Oggi il Piano Nazionale di Ripresa e Resilienza alla Camera , adesso si tratterà di vigilare affinché le risorse vengano utilizzate bene

Tra qualche minuto il Presidente Mario Draghi esporrà qui alla Camera il Piano Nazionale di Ripresa e Resilienza, che nei prossimi giorni dovrà essere inviato alla Commissione Europea.

Si tratta di un passaggio importantissimo perché sul contenuto di questo documento molto corposo e sulla realizzazione degli obiettivi compresi nelle sei missioni (Digitalizzazione, Transizione Ecologica, Infrastrutture, Istruzione, Inclusione, Salute) si gioca la scommessa del futuro del nostro Paese.

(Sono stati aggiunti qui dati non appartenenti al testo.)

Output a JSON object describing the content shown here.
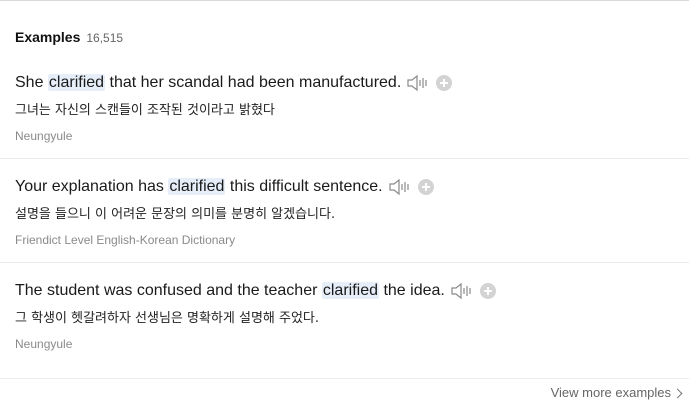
{
  "header": {
    "title": "Examples",
    "count": "16,515"
  },
  "examples": [
    {
      "before": "She ",
      "highlight": "clarified",
      "after": " that her scandal had been manufactured.",
      "translation": "그녀는 자신의 스캔들이 조작된 것이라고 밝혔다",
      "source": "Neungyule"
    },
    {
      "before": "Your explanation has ",
      "highlight": "clarified",
      "after": " this difficult sentence.",
      "translation": "설명을 들으니 이 어려운 문장의 의미를 분명히 알겠습니다.",
      "source": "Friendict Level English-Korean Dictionary"
    },
    {
      "before": "The student was confused and the teacher ",
      "highlight": "clarified",
      "after": " the idea.",
      "translation": "그 학생이 헷갈려하자 선생님은 명확하게 설명해 주었다.",
      "source": "Neungyule"
    }
  ],
  "footer": {
    "view_more_label": "View more examples"
  },
  "icons": {
    "speaker": "speaker-icon",
    "add": "plus-circle-icon",
    "chevron": "chevron-right-icon"
  }
}
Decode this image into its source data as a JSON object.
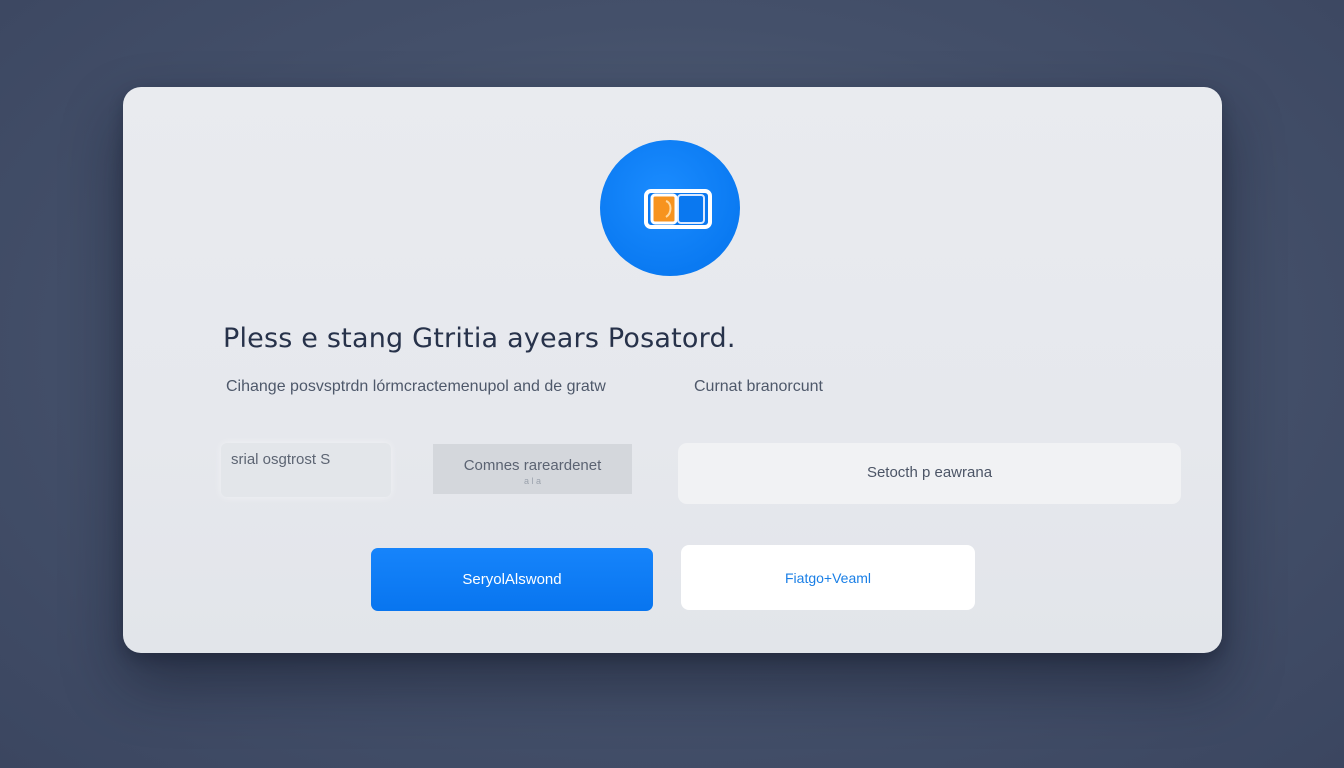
{
  "dialog": {
    "logo_icon": "card-icon",
    "title": "Pless e stang Gtritia ayears Posatord.",
    "subtitle_left": "Cihange posvsptrdn lórmcractemenupol and de gratw",
    "subtitle_right": "Curnat branorcunt",
    "field_a_value": "srial osgtrost S",
    "field_b_value": "Comnes rareardenet",
    "field_b_hint": "a l a",
    "field_c_value": "Setocth p eawrana",
    "primary_button_label": "SeryolAlswond",
    "secondary_button_label": "Fiatgo+Veaml"
  },
  "colors": {
    "accent": "#0a7af2",
    "logo_orange": "#f7931e",
    "background": "#465168",
    "dialog_bg": "#e8eaee"
  }
}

Come #M5S abbiamo percorso con alto senso di responsabilità la strada per la costruzione del PNRR. Una strada che, lo voglio ricordare, è stata aperta da Giuseppe Conte, che si è battuto con tutte le forza in ambito europeo riuscendo ad ottenere oltre 200 miliardi di euro, sfidando avversità in un cammino tutto in salita.
Oggi abbiamo di fronte la sfida più grande: concretizzare la transizione ecologica, che rappresenta il collante di tutto il Piano e che è il terreno principale delle nostre battaglie politiche.
Potremmo dire: la vocazione del M5S, da sempre!

Ci siamo battuti e continueremo a batterci affinché la prospettiva green disegnata dal PNRR venga favorita da alcune nostre proposte contenute nel documento. Prima tra tutte quella del Superbonus 110%, per cui sono stati confermati i 18,5 miliardi di euro già previsti, una cifra che rende il Superbonus la misura più imponente di tutto il PNRR. Siamo però convinti – come ha ricordato il Ministro Patuanelli – che si debbano dare certezze a cittadini e imprese. Abbiamo infatti chiesto che si preveda un allungamento della durata della misura fino a tutto il 2023. Su tale proroga il Governo ha preso un impegno formale, e nelle prossime settimane verrà inserito un apposito dispositivo normativo nel provvedimento che accompagnerà l’approvazione definitiva del piano che, in attesa della prossima Legge di Bilancio consenta, a parità di risorse, di arrivare fino al 2023. È un passo fondamentale verso la transizione ecologica, verso il 2050 che vogliamo.

Un altro tassello fondamentale del PNRR è il Piano Nazionale Transizione 4.0, scritto al MiSE nel 2019/2020 e reso pluriennale, che prevede una serie di crediti d’imposta per le aziende che decideranno di investire in beni materiali e immateriali, in ricerca e sviluppo e in innovazione. Un piano straordinario che si compone di oltre 18 miliardi di euro d’incentivi e che punta a far fare un salto di qualità e produttività alle nostre imprese, grandi o PMI, di tutti i settori produttivi.

Tra le numerose ulteriori proposte che abbiamo favorita, voglio ricordarne anche alcune specifiche per il comparto agricolo, come lo stanziamento di 800 milioni per la logistica, 1,5 miliardi per sostituire le coperture degli stabilimenti agricoli con impianti fotovoltaici (il cosiddetto agrisolare), 500 milioni per l’ammodernamento delle macchine agricole e 1,2 miliardi, nel fondo complementare, per i contratti di filiera, che spingeranno il settore agricolo verso un’innovazione profonda. Inoltre abbiamo stanziato quasi 2 miliardi per lo sviluppo delle produzione e delle tecnologie inerenti il biogas e il biometano – un tema che seguo con particolare attenzione – e 880 milioni per gli invasi e il sistema irriguo, così da aumentare la capacità di raccolta dell’acqua piovana, proteggendo questa risorsa fondamentale, per noi e per l’ambiente.

Adesso si tratterà di vigilare affinché le risorse vengano utilizzate bene e in tempi utili per consentire non solo la ripresa economica, ma anche le riforme di cui il nostro Paese ha bisogno.